Show HN: Bitcoin and Quantum Computing – a three-part research series
20 hours ago
- #Post-Quantum Cryptography
- #Bitcoin Security
- #Quantum Computing
- Breaking Bitcoin's elliptic curve (secp256k1) with Shor's algorithm requires 1,200-2,300 logical qubits for minutes, but current quantum computers have only 48-94 logical qubits for milliseconds.
- Expert predictions on cryptographically relevant quantum computers range from 2029 to 'never', with skepticism due to fundamental physical barriers.
- Bitcoin does not use encryption; it uses digital signatures, so 'harvest now, decrypt later' does not apply to fund theft, only to privacy concerns.
- Quantum mining via Grover's algorithm is impractical, requiring unrealistic energy levels (3% of the Sun's output) and is vastly slower than ASIC miners.
- Approximately 30-35% of Bitcoin supply has exposed public keys, but 65-70% remains safe in unspent addresses with hidden public keys.
- Quantum computing industry faces financial incentives to promote fear, with over $40 billion in funding but low revenue and high stock sell-offs by executives.
- Vendor roadmaps have been revised backward, with missed targets and rebranding from 'quantum supremacy' to 'readiness', indicating slow progress.
- Over 17 researchers are actively developing post-quantum defenses for Bitcoin, with proposals like BIP-360, SHRINCS signatures, and Quantum Safe Bitcoin (QSB).
- BIP-360 is a soft-fork address format for post-quantum security, but it defers signature schemes; SHRINCS offers compact hash-based signatures with state management challenges.
- Taproot's script-path is post-quantum secure, but many users lack a usable script path; new solutions like zk-STARK proofs for BIP-32 wallets reduce vulnerabilities.

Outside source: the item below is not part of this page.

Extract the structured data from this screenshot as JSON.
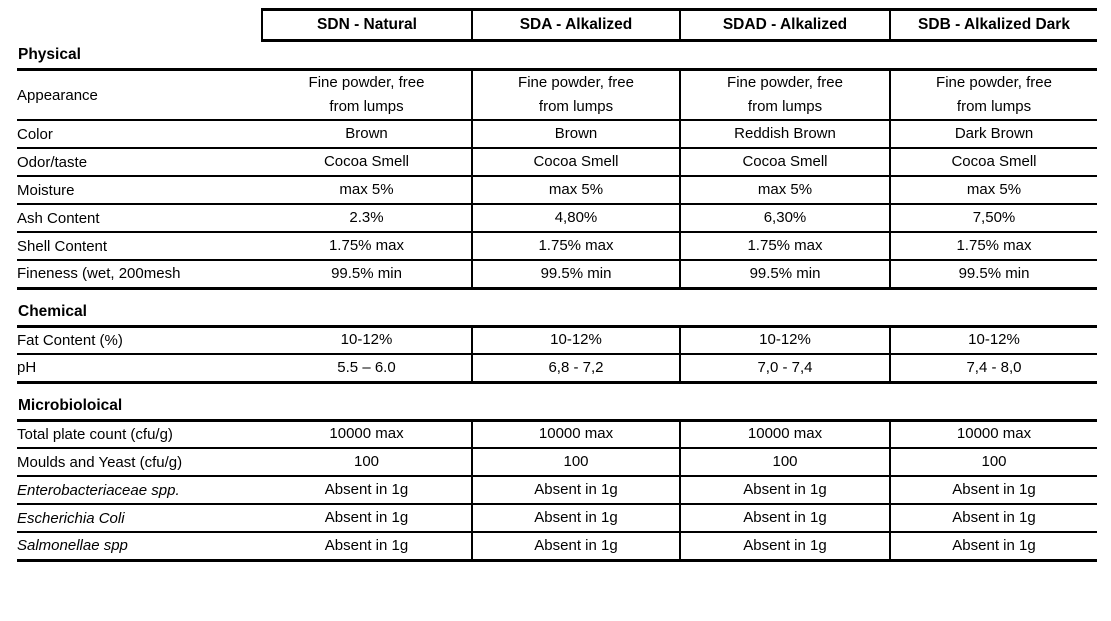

- QSB enables quantum-resistant transactions using existing Bitcoin consensus rules without a soft fork, though it's costly and limited to legacy scripts.
- Lightning Network lacks a post-quantum adaptor signature construction, posing a significant unsolved problem for scaling solutions.
- No immediate quantum threat exists to Bitcoin; recommendations include avoiding address reuse, securing xpubs, and planning for future protocol upgrades.